Unfortunately, no. I wrote you an email a little earlier today, but it's
possible that our emails may have crossed (vger seems to be rather slow
today...).

> I think [4/24] and [15/24] can be adjusted by adding this piece from
> Dscho to the set-up procedure and ...
>
> @@ -64,6 +64,7 @@ has_any () {
>
>  test_expect_success 'setup repo with moderate-sized history' '
>  	test_commit_bulk --id=file 10 &&
> +	git branch -M second &&
>  	git checkout -b other HEAD~5 &&
>  	test_commit_bulk --id=side 10 &&
>
> ... fixing the remainder of the test script by adjusting for the
> fallout from the 'master' that is now called 'second'.

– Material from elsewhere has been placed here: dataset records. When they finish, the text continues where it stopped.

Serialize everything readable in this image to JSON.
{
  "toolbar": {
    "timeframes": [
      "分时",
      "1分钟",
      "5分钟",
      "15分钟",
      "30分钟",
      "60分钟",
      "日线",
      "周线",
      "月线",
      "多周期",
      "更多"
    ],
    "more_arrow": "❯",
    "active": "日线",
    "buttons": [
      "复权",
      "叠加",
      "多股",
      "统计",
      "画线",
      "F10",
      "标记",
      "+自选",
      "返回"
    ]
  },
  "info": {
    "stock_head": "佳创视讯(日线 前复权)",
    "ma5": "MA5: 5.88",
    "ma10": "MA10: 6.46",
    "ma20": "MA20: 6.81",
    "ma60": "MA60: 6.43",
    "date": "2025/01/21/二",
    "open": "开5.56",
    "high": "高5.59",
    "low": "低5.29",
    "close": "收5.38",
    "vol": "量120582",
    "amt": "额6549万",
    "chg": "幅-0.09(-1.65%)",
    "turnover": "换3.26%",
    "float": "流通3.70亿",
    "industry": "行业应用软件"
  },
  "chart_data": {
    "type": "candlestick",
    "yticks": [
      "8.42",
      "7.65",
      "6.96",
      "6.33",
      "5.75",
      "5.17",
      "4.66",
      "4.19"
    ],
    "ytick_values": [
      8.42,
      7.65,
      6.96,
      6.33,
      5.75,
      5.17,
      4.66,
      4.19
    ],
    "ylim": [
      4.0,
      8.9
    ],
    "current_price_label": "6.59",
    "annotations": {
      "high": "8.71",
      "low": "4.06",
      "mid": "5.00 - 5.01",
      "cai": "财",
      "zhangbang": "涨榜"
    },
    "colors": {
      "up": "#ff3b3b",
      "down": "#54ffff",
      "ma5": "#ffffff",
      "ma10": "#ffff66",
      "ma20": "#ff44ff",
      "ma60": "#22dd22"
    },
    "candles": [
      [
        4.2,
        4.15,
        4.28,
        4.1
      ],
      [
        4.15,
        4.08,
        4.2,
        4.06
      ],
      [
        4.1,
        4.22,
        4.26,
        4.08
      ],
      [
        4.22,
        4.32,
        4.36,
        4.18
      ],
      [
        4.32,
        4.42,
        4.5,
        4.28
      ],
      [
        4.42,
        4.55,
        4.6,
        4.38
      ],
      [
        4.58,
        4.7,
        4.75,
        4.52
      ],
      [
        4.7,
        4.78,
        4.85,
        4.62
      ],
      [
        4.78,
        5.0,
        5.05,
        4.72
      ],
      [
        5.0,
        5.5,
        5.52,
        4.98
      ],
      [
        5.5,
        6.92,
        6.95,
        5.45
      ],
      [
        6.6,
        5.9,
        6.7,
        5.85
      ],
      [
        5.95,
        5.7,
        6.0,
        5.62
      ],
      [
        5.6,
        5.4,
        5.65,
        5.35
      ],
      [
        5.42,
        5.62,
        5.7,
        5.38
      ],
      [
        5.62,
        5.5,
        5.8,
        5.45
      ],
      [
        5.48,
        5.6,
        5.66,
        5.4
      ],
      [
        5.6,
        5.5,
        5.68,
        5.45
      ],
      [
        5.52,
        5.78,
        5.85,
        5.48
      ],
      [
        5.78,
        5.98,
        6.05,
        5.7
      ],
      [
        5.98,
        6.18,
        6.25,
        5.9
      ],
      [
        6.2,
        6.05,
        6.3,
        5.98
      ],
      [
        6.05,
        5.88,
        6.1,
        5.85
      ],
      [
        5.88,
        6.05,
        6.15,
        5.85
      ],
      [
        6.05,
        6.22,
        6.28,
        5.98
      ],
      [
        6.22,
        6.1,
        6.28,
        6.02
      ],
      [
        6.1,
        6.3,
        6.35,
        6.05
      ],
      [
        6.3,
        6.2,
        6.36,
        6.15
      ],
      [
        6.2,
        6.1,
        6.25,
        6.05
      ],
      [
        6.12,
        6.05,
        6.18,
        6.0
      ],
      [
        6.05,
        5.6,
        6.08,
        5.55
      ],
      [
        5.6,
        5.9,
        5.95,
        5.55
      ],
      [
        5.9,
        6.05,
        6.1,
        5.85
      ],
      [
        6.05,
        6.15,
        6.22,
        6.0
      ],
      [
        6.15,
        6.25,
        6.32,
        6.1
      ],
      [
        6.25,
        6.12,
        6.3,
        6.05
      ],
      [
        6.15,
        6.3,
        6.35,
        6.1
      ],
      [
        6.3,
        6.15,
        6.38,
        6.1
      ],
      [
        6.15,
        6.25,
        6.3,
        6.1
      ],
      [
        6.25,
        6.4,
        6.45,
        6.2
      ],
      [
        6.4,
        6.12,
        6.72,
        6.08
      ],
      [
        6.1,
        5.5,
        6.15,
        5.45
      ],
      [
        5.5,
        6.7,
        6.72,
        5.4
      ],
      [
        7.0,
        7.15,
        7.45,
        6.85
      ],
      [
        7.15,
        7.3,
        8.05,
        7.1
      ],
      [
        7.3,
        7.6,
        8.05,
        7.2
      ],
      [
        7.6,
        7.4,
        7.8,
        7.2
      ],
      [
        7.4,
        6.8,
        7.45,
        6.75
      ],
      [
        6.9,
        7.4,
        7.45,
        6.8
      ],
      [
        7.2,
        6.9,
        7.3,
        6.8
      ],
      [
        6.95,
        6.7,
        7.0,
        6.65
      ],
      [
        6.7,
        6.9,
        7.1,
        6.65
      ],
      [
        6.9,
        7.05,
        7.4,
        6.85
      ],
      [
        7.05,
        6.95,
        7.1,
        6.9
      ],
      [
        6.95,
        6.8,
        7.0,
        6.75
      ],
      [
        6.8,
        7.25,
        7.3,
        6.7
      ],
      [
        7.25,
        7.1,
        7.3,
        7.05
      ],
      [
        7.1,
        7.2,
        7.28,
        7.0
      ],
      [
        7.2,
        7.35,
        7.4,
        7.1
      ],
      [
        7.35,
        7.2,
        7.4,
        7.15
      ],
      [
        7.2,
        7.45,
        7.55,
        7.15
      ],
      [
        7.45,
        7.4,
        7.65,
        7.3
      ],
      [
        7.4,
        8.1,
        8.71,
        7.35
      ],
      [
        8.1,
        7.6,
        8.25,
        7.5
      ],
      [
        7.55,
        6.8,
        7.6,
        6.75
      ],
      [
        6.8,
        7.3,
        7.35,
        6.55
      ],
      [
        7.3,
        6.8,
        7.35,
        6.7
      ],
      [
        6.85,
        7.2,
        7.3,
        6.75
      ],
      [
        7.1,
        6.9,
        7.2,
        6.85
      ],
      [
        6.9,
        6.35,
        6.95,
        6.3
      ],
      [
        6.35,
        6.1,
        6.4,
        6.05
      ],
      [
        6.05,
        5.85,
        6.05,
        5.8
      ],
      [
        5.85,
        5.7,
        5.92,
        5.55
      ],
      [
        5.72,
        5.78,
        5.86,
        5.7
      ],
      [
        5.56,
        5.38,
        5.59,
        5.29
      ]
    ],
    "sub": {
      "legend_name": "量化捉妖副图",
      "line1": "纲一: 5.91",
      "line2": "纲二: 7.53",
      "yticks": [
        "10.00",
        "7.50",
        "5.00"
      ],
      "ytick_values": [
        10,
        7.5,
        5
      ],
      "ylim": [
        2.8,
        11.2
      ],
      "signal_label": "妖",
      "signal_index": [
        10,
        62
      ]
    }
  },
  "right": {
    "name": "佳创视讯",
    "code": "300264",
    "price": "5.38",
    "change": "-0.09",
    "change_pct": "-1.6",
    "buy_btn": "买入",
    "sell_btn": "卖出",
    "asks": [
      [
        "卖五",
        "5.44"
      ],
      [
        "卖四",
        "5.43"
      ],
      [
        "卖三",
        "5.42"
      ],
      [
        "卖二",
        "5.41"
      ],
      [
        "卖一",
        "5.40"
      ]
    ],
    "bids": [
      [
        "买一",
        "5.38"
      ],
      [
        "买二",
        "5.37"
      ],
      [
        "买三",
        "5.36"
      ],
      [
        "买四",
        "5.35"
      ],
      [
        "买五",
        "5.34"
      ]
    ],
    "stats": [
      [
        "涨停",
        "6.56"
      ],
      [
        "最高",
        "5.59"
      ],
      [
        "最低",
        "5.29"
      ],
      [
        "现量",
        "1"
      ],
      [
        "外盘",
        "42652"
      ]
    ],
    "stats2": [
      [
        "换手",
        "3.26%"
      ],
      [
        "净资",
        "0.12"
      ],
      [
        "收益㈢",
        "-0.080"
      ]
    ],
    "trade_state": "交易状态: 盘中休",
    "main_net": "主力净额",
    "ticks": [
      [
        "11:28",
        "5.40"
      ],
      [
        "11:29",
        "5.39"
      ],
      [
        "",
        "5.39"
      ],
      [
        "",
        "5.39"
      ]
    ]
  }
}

That seems reasonable. Another approach would be to leave these patches
untouched and apply Dscho's fixup on the end, but I'm not sure which
you'd prefer.

If the latter, then I think you have everything you need. If the former,
would you like a re-submission of this series? Either is fine with me.

> Thanks.

Thanks,
Taylor
Junio C Hamano Dec. 8, 2020, 10:03 p.m. UTC | #3
Taylor Blau <me@ttaylorr.com> writes:

> That seems reasonable. Another approach would be to leave these patches
> untouched and apply Dscho's fixup on the end, but I'm not sure which
> you'd prefer.

I'd prefer not to see known breakages that are found before the
topic is not yet in 'next' left in the topic, and fix them at the
source before the topic gets merged.